La Parrocchia, dedicata a San Gaudenzio, nasce ufficialmente nel 1583, tenendo conto che Cavallirio già dal 13 luglio 1536 era territorio autonomo da Romagnano Sesia. Dalla visita pastorale del vescovo Speciano (1590) si rileva che la chiesa era in fase di ristrutturazione , opera seguita da altre nel corso dei secoli. Un’altra visita pastorale del 1698 ad opera dell’arcivescovo Visconti riferisce che è costruita a due navate. Il parroco Ferrera la portò a tre navate.

 

Una documentazione preziosa è lasciata dal vescovo Carlo Bascapè (1594 – 1599) nell’opera intitolata Novaria seu De Ecclesia Novariensi, descrivendo la zona del “Vicariato di Romagnano Sesia” parla, tra l’altro, di Cavallirio riferendo “Cavallirio, che in antiche carte viene chiamato «Caballi Regis» perchè ivi forse i cavalli di qualche Re d’Italia o Imperatore si tenessero al pascolo” (trad. del Ravizza). Si fa notare come la storia della chiesa sia intimamente legata alle origini del paese. In questo periodo è già presente il portico antistante l’ingresso. All’interno vi sono opere di rilievo come la “Gloria di San Gaudenzio” del 1816 di Giovanni Velatta di Cellio. Le tele, collocate nelle Cappelle dello Spirito Santo e del Rosario, sono di Andrea Miglio (XIX secolo). Il pulpito ottocentesco è del Longhetti di Varallo. Suggestiva è la Cupola, opera del romagnanese Tarquinio Grassi (1714 - 1720) che rappresenta la SS. Trinità. Sono attribuibili a Lorenzo Peracino (circa 1770), ai quattro angoli della Cupola, le Tre Virtù Teologali e l’insieme delle QuattroVirtù Cardinali.

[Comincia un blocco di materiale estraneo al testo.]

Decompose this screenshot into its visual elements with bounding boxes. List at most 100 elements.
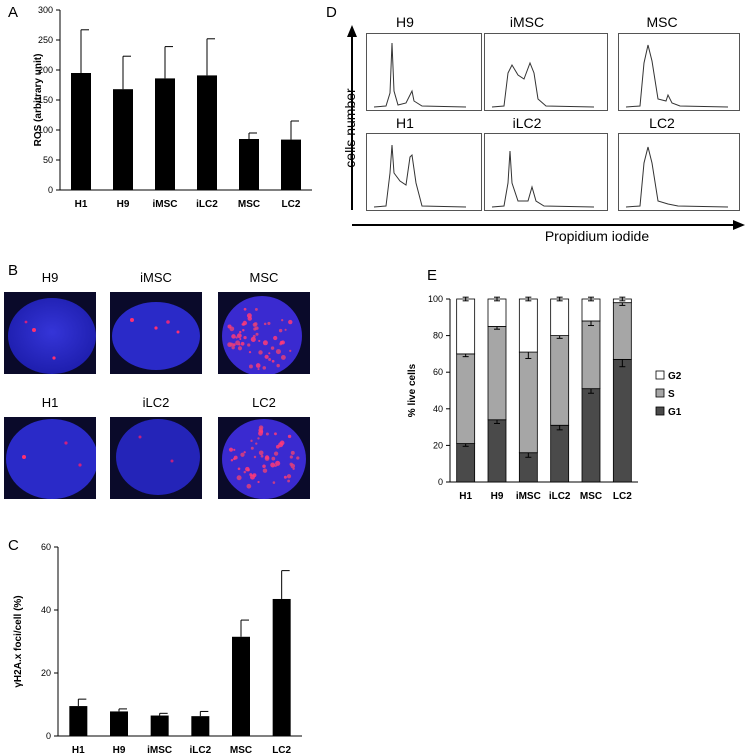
panel-letter-c: C — [8, 537, 19, 554]
h2ax-foci-bar-chart: 0 20 40 60 γH2A.x foci/cell (%) H1 H9 iMSC iLC2 M… — [13, 542, 302, 754]
y-tick-label: 100 — [428, 294, 443, 304]
segment-s-h9 — [487, 326, 507, 421]
focus-dot — [250, 446, 254, 450]
flow-axes — [347, 25, 745, 230]
focus-dot — [260, 454, 264, 458]
focus-dot — [240, 452, 245, 457]
bar-h9 — [110, 711, 128, 736]
y-axis-label: γH2A.x foci/cell (%) — [13, 595, 24, 687]
focus-dot — [257, 437, 260, 440]
focus-dot — [275, 444, 280, 449]
focus-dot — [252, 322, 257, 327]
focus-dot — [290, 450, 295, 455]
focus-dot — [264, 455, 270, 460]
category-label-imsc: iMSC — [516, 491, 541, 502]
y-tick-label: 20 — [433, 440, 443, 450]
nucleus-image-imsc — [110, 292, 202, 374]
category-label-ilc2: iLC2 — [189, 745, 211, 754]
focus-dot — [228, 447, 234, 452]
focus-dot — [255, 332, 259, 336]
focus-dot — [289, 349, 292, 353]
nucleus-image-msc — [218, 292, 310, 374]
category-label-lc2: LC2 — [613, 491, 632, 502]
focus-dot — [268, 352, 271, 355]
focus-dot — [237, 467, 241, 471]
image-label-lc2: LC2 — [252, 395, 276, 410]
category-label-h1: H1 — [72, 745, 85, 754]
segment-g1-msc — [581, 388, 601, 483]
focus-dot — [253, 455, 257, 459]
focus-dot — [258, 450, 264, 456]
focus-dot — [246, 483, 252, 489]
bar-imsc — [150, 715, 169, 736]
bar-h1 — [69, 706, 88, 736]
y-axis-label: % live cells — [407, 363, 418, 417]
focus-dot — [276, 363, 280, 368]
focus-dot — [283, 475, 287, 479]
focus-dot — [258, 350, 263, 355]
panel-letter-b: B — [8, 262, 19, 279]
bar-imsc — [155, 78, 175, 190]
legend-swatch-g2 — [655, 370, 665, 380]
focus-dot — [231, 334, 236, 339]
y-tick-label: 60 — [433, 367, 443, 377]
focus-dot — [254, 307, 258, 311]
category-label-lc2: LC2 — [272, 745, 291, 754]
focus-dot — [262, 468, 268, 473]
focus-dot — [258, 339, 261, 343]
segment-s-lc2 — [612, 302, 632, 360]
focus-dot — [239, 330, 242, 334]
category-label-h1: H1 — [75, 199, 88, 210]
y-tick-label: 60 — [41, 542, 51, 552]
category-label-h9: H9 — [113, 745, 126, 754]
focus-dot — [243, 335, 247, 340]
category-label-h9: H9 — [491, 491, 504, 502]
focus-dot — [275, 349, 281, 355]
ros-bar-chart: 0 50 100 150 200 250 300 ROS (arbitrary unit) H1… — [33, 5, 312, 210]
flow-histogram-imsc — [484, 33, 608, 111]
focus-dot — [248, 351, 252, 354]
nucleus-image-h9 — [4, 292, 96, 374]
focus-dot — [281, 319, 284, 322]
segment-s-imsc — [518, 351, 538, 454]
focus-dot — [243, 307, 247, 311]
focus-dot — [257, 480, 260, 484]
focus-dot — [255, 442, 258, 445]
focus-dot — [271, 456, 276, 461]
focus-dot — [249, 473, 253, 477]
segment-g2-ilc2 — [550, 298, 570, 336]
focus-dot — [235, 336, 238, 339]
focus-dot — [255, 363, 261, 368]
focus-dot — [274, 432, 277, 436]
segment-g2-h1 — [456, 298, 476, 355]
focus-dot — [240, 341, 245, 346]
flow-label-h1: H1 — [396, 115, 414, 131]
focus-dot — [247, 343, 251, 347]
image-label-h1: H1 — [41, 395, 59, 410]
focus-dot — [243, 470, 247, 474]
y-tick-label: 40 — [433, 404, 443, 414]
focus-dot — [232, 343, 236, 347]
flow-label-ilc2: iLC2 — [512, 115, 542, 131]
y-tick-label: 100 — [38, 125, 53, 135]
flow-histogram-ilc2 — [484, 133, 608, 211]
category-label-h9: H9 — [117, 199, 130, 210]
focus-dot — [264, 354, 269, 359]
focus-dot — [296, 456, 300, 460]
flow-histogram-h1 — [366, 133, 482, 211]
panel-letter-a: A — [8, 4, 19, 21]
focus-dot — [253, 327, 257, 331]
image-label-imsc: iMSC — [140, 270, 172, 285]
focus-dot — [227, 342, 233, 348]
focus-dot — [230, 459, 234, 462]
focus-dot — [275, 460, 281, 466]
category-label-msc: MSC — [580, 491, 602, 502]
legend-label-g2: G2 — [668, 371, 682, 382]
y-tick-label: 20 — [41, 668, 51, 678]
focus-dot — [288, 319, 293, 325]
nucleus-image-lc2 — [218, 417, 310, 499]
flow-histogram-h9 — [366, 33, 482, 111]
y-tick-label: 150 — [38, 95, 53, 105]
image-label-ilc2: iLC2 — [142, 395, 170, 410]
flow-label-msc: MSC — [646, 14, 678, 30]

È del 1827 il Battistero, opera di Martino Cassina e Antonio Imbrico, mentre il coro risale al 1841.

 

Per quanto riguarda l’organo i primi documenti dell’Archivio Parrocchiale risalgono al 1837, restaurato dall’organaro Velatta e con un intervento successivo del Mentasti nel 1900. Successivamente non ha subito alcun intervento. Ancora si conserva il pavimento a mosaico opera dell’Avon, artista che lavorò al Duomo di Novara, suggestiva è la scritta nell’atrio hic Domus Dei est et Porta Coeli..L’attuale campanile è datato 1774 ed è alto 37 metri.  La graziosa cappelletta dell’ Ossario si trova nell’area dell’antico cimitero verso sud addossata al muro di cinta. Le prime notizie risalgono al 1698, in cui è citato dal vescovo Giovanni Battista Visconti nella relazione della visita pastorale del 26 aprile. Ugualmente viene menzionato dal sacerdote Gilardone nell’inventario dello stesso anno. Interessante ricordare la presenza di due stanziole sottostanti in cui veniva riposto il vino, raccolto in elemosina in tre vascelli delle Confraternite.

 

Nella visita pastorale del vesc ovo Balbis Bertone del 1763 è segnalato il dipinto con la Resurrezione della carne e il Purgatorio e la presenza di ossa e teschi disposti secondo le regole. La volta risultava priva di affreschi, mentre quelli più recenti rispetto a quelli sottostanti, sono ancora ben conservati e rappresentano i nove cieli e le gerarchie angeliche. Al centro appare la splendente colomba bianca dello Spirito Santo. Ricordiamo che gli affreschi erano una sorta di Bibbia illustrata volta a una popolazione poco alfabetizzata., per cui gli affreschi sulle pareti dovevano apparire come insegnamento e monito. Di grande suggestione è il Giudizio Universale rappresentato sulla parete destra in cui Cristo giudicante ha alla sua destra la Vergine e alla sinistra San Giovanni Battista: si tratta della desis ovvero la mediazione da loro operata. Purtroppo la Resurrectio carnis sottostante, con una impressionante figura femminile nuda che si erge da un sepolcro è gravemente danneggiata. L’affresco sulla parete di fronte presenta un grande angelo che domina drammaticamente la scena. A destra, in basso, la classica scena di una Messa di suffragio o di “legato”, tradizione iniziata da papa Gregorio Magno. Secondo la nota storica dell’arte Marina dell’Omo, gli affreschi più antichi si riferirebbero alla cultura figurativa valsesiana che trova confronti nell’opera di Pier Francesco Gianoli da Campertogno (1624-1690).

Per quanto riguarda la cupola è possibile supporre che gli affreschi risalgano alla fine del XVIII secolo subendo ritocchi anche successivamente.